More than 30 copyright infringement suits have been filed against Houghton Mifflin Harcourt in the past five years after photographers, artists, and photo agencies learned that HMH had been violating the terms of its licensing agreement, reports PDNOnline.
The textbook publisher had signed licenses limiting the usage of photographs and other media to 40,000 copies, then used the images in print runs of a million or more copies without paying the creators any more—or even notifying them of the change.
Attorney Chris Seidman of Harmon & Seidman LLC has represented most of the plaintiffs and won settlements for about 20 of them.
“The scheme that Houghton employed was to license for the lowest amount it thought it could get away with, and then print whatever it wanted,” Seidman told PDN Online.

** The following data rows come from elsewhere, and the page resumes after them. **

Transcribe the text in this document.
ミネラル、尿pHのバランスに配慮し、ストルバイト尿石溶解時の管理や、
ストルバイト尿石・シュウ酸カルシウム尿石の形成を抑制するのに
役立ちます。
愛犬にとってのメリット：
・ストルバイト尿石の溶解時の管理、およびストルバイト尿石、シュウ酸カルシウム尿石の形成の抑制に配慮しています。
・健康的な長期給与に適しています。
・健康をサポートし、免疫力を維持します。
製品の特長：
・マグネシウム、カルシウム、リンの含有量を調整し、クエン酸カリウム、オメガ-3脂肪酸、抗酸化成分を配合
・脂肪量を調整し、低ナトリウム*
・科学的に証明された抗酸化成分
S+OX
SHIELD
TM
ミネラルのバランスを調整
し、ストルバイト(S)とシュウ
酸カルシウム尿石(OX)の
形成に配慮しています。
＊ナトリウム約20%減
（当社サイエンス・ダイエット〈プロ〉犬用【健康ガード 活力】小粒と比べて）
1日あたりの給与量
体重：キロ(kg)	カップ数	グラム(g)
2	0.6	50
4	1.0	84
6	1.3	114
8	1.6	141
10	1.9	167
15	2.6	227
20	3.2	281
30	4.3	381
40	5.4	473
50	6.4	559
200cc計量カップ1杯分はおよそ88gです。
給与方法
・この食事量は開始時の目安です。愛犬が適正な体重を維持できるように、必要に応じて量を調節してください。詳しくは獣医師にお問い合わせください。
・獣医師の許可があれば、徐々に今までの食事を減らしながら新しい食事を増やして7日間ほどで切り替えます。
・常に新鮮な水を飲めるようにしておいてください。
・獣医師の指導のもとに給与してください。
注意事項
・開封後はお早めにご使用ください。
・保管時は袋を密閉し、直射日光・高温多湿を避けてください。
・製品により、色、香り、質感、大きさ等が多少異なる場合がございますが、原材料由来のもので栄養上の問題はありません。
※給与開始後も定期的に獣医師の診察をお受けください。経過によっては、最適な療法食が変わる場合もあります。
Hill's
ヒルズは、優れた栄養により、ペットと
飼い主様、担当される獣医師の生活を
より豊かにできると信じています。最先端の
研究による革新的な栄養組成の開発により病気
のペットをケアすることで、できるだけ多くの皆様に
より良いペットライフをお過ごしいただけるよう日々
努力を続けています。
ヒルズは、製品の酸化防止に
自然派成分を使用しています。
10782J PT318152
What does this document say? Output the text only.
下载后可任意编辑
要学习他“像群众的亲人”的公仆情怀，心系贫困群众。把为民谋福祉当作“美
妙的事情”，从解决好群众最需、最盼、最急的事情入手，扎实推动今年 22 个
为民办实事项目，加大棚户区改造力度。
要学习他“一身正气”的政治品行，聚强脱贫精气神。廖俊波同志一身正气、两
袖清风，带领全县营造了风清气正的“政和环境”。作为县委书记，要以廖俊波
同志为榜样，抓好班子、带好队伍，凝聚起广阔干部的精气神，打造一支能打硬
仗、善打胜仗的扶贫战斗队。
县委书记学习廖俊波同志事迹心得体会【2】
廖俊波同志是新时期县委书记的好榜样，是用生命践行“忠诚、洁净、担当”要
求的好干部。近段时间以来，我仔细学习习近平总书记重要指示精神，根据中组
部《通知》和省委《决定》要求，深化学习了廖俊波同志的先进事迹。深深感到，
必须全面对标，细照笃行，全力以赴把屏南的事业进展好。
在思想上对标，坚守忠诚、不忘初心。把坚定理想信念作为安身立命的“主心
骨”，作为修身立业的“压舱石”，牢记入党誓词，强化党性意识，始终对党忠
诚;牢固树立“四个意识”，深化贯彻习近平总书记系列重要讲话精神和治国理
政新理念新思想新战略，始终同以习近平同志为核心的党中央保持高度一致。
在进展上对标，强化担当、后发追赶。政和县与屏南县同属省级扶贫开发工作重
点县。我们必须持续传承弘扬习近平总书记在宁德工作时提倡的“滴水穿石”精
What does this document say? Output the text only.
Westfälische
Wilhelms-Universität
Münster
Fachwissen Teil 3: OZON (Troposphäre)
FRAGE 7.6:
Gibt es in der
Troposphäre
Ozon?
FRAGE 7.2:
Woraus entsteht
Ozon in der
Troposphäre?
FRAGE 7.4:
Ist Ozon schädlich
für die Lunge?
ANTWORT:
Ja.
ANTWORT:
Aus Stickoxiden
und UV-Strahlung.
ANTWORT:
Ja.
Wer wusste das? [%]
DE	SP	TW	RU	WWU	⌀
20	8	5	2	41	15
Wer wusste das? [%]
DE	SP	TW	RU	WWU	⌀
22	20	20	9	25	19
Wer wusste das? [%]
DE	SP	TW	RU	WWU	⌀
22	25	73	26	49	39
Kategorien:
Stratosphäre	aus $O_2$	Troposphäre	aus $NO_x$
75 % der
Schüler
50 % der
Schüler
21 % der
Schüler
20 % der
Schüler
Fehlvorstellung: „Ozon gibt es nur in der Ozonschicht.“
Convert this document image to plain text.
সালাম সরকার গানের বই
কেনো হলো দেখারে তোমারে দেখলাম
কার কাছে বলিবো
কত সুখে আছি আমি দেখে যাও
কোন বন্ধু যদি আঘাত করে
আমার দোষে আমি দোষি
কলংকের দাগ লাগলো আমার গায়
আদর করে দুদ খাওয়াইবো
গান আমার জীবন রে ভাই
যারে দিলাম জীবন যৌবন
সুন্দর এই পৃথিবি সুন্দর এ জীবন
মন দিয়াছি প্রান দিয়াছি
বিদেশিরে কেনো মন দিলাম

In a response to one of the infringement claims, a HMH senior executive told the court that the 40,000-copy limit “became a sort of boilerplate number” and “just an industry convention” that didn’t limit HMH to anything at all.
The judge called that argument “nonsense.”
Then HMH said that all it owed in that case was the price difference between the 40,000-copy license and the 1 million-copy license.
“The judge also rejected the argument, ruling that HMH was liable for not only the license fee but damages in the form of its profits from the infringing publications. HMH’s response to that was that [the photographer]‘s pictures contributed nothing to the profits because they were insignificant and added no value to its publications.”
If that was the case, the judge said, why did you bother paying for them in the first place?
Incidentally, HMH has now changed its contract so that new contributors are agreeing to an unlimited license of their work. Watch what you sign.